23 aprile, giornata mondiale del libro.

Il 23 aprile, in tutto il mondo si festeggia la Giornata mondiale del libro e del diritto d’autore. L’evento nasce da un’iniziativa dell’Unesco, che la celebra sin dal 1996. La giornata del libro coincide con l’anniversario della morte di tre fra i più grandi autori della letteratura mondiale (Miguel de Cervantes, William Shakespeare e Garcilaso de la Vega.)

Per l’occasione, l’Unesco promuove manifestazioni e incontri in tutta Italia e una tavola rotonda per la presentazione del nuovo volume della collana Unesco di Armando Editore, che costituirà, a Roma, l’evento centrale della Giornata. L’incontro del 23 aprile per la presentazione del libro “La fine delle culture nazionali? Politiche culturali di fronte alla diversità” a cura di Luís Bonet ed Emmanuel Négrier, è organizzato dalla Commissione nazionale italiana per l’Unesco in sinergia con il ministero per i Beni e le attività culturali, il Centro per il libro e la Biblioteca Casanatense e si terrà dalle 16.00 alla Biblioteca Casanatense.

Per celebrare questa giornata saranno organizzati numerosi eventi. Si segnalano le visite guidate all’Insula Sapientie organizzate dalla Camera dei deputati, al Senato, alla Biblioteca Casanatense e al Convento domenicano della Minerva (23 aprile), mentre il ministero dell’Economia propone l’esperienza di una bibliografia virtuale con l’iniziativa “Il libro come avvicinamento e dialogo tra culture” (21-30 aprile).
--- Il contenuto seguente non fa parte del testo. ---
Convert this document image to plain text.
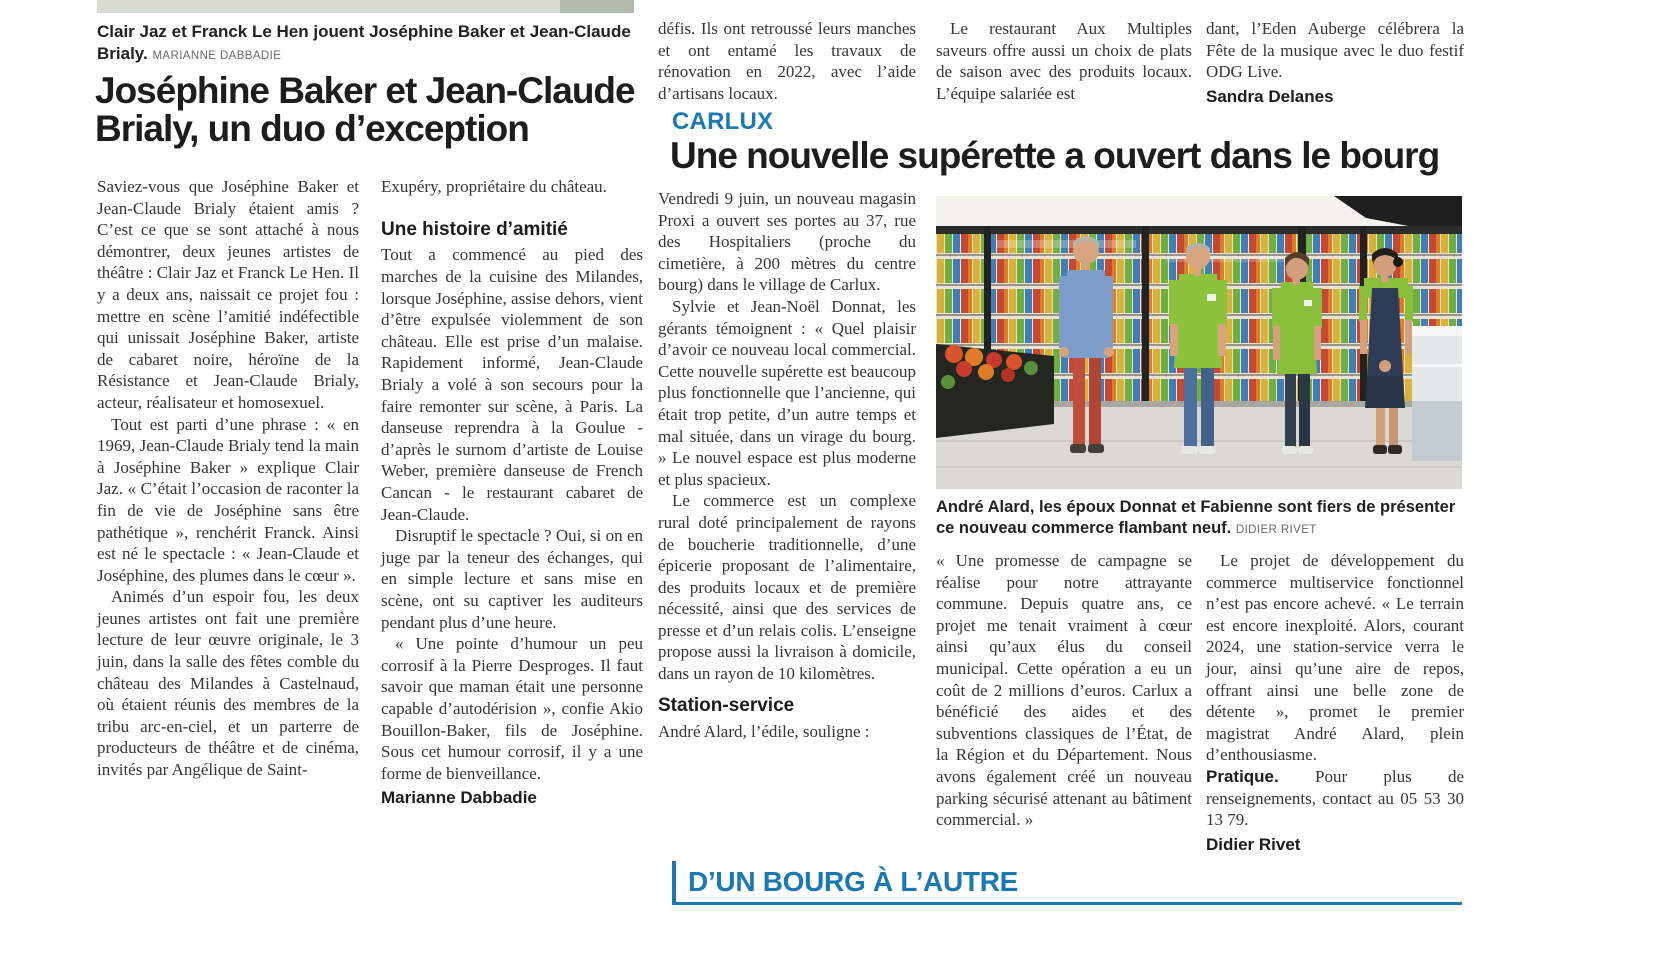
Clair Jaz et Franck Le Hen jouent Joséphine Baker et Jean-Claude Brialy. MARIANNE DABBADIE

Joséphine Baker et Jean-Claude Brialy, un duo d’exception

Saviez-vous que Joséphine Baker et Jean-Claude Brialy étaient amis ? C’est ce que se sont attaché à nous démontrer, deux jeunes artistes de théâtre : Clair Jaz et Franck Le Hen. Il y a deux ans, naissait ce projet fou : mettre en scène l’amitié indéfectible qui unissait Joséphine Baker, artiste de cabaret noire, héroïne de la Résistance et Jean-Claude Brialy, acteur, réalisateur et homosexuel.

Tout est parti d’une phrase : « en 1969, Jean-Claude Brialy tend la main à Joséphine Baker » explique Clair Jaz. « C’était l’occasion de raconter la fin de vie de Joséphine sans être pathétique », renchérit Franck. Ainsi est né le spectacle : « Jean-Claude et Joséphine, des plumes dans le cœur ».

Animés d’un espoir fou, les deux jeunes artistes ont fait une première lecture de leur œuvre originale, le 3 juin, dans la salle des fêtes comble du château des Milandes à Castelnaud, où étaient réunis des membres de la tribu arc-en-ciel, et un parterre de producteurs de théâtre et de cinéma, invités par Angélique de Saint-

Exupéry, propriétaire du château.

Une histoire d’amitié

Tout a commencé au pied des marches de la cuisine des Milandes, lorsque Joséphine, assise dehors, vient d’être expulsée violemment de son château. Elle est prise d’un malaise. Rapidement informé, Jean-Claude Brialy a volé à son secours pour la faire remonter sur scène, à Paris. La danseuse reprendra à la Goulue - d’après le surnom d’artiste de Louise Weber, première danseuse de French Cancan - le restaurant cabaret de Jean-Claude.

Disruptif le spectacle ? Oui, si on en juge par la teneur des échanges, qui en simple lecture et sans mise en scène, ont su captiver les auditeurs pendant plus d’une heure.

« Une pointe d’humour un peu corrosif à la Pierre Desproges. Il faut savoir que maman était une personne capable d’autodérision », confie Akio Bouillon-Baker, fils de Joséphine. Sous cet humour corrosif, il y a une forme de bienveillance.

Marianne Dabbadie

défis. Ils ont retroussé leurs manches et ont entamé les travaux de rénovation en 2022, avec l’aide d’artisans locaux.

Le restaurant Aux Multiples saveurs offre aussi un choix de plats de saison avec des produits locaux. L’équipe salariée est

dant, l’Eden Auberge célébrera la Fête de la musique avec le duo festif ODG Live.

Sandra Delanes
CARLUX
Une nouvelle supérette a ouvert dans le bourg

Vendredi 9 juin, un nouveau magasin Proxi a ouvert ses portes au 37, rue des Hospitaliers (proche du cimetière, à 200 mètres du centre bourg) dans le village de Carlux.

Sylvie et Jean-Noël Donnat, les gérants témoignent : « Quel plaisir d’avoir ce nouveau local commercial. Cette nouvelle supérette est beaucoup plus fonctionnelle que l’ancienne, qui était trop petite, d’un autre temps et mal située, dans un virage du bourg. » Le nouvel espace est plus moderne et plus spacieux.

Le commerce est un complexe rural doté principalement de rayons de boucherie traditionnelle, d’une épicerie proposant de l’alimentaire, des produits locaux et de première nécessité, ainsi que des services de presse et d’un relais colis. L’enseigne propose aussi la livraison à domicile, dans un rayon de 10 kilomètres.

Station-service

André Alard, l’édile, souligne :

André Alard, les époux Donnat et Fabienne sont fiers de présenter ce nouveau commerce flambant neuf. DIDIER RIVET

« Une promesse de campagne se réalise pour notre attrayante commune. Depuis quatre ans, ce projet me tenait vraiment à cœur ainsi qu’aux élus du conseil municipal. Cette opération a eu un coût de 2 millions d’euros. Carlux a bénéficié des aides et des subventions classiques de l’État, de la Région et du Département. Nous avons également créé un nouveau parking sécurisé attenant au bâtiment commercial. »

Le projet de développement du commerce multiservice fonctionnel n’est pas encore achevé. « Le terrain est encore inexploité. Alors, courant 2024, une station-service verra le jour, ainsi qu’une aire de repos, offrant ainsi une belle zone de détente », promet le premier magistrat André Alard, plein d’enthousiasme.

Pratique. Pour plus de renseignements, contact au 05 53 30 13 79.

Didier Rivet
D’UN BOURG À L’AUTRE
Verranno coinvolti anche numerosi enti, scuole, biblioteche, organizzazioni ed associazioni.  Ci saranno un centinaio di eventi distribuiti uniformemente su tutto il territorio nazionale. Lo scopo è di testimoniare l’importanza del libro come strumento insostituibile, capace di unire popolazioni e generazioni diverse e permettere la circolazione del pensiero e delle idee, contribuendo all’avvicinamento delle culture e a formare una società globale orientata alla reciproca conoscenza, tolleranza e all’interculturalità.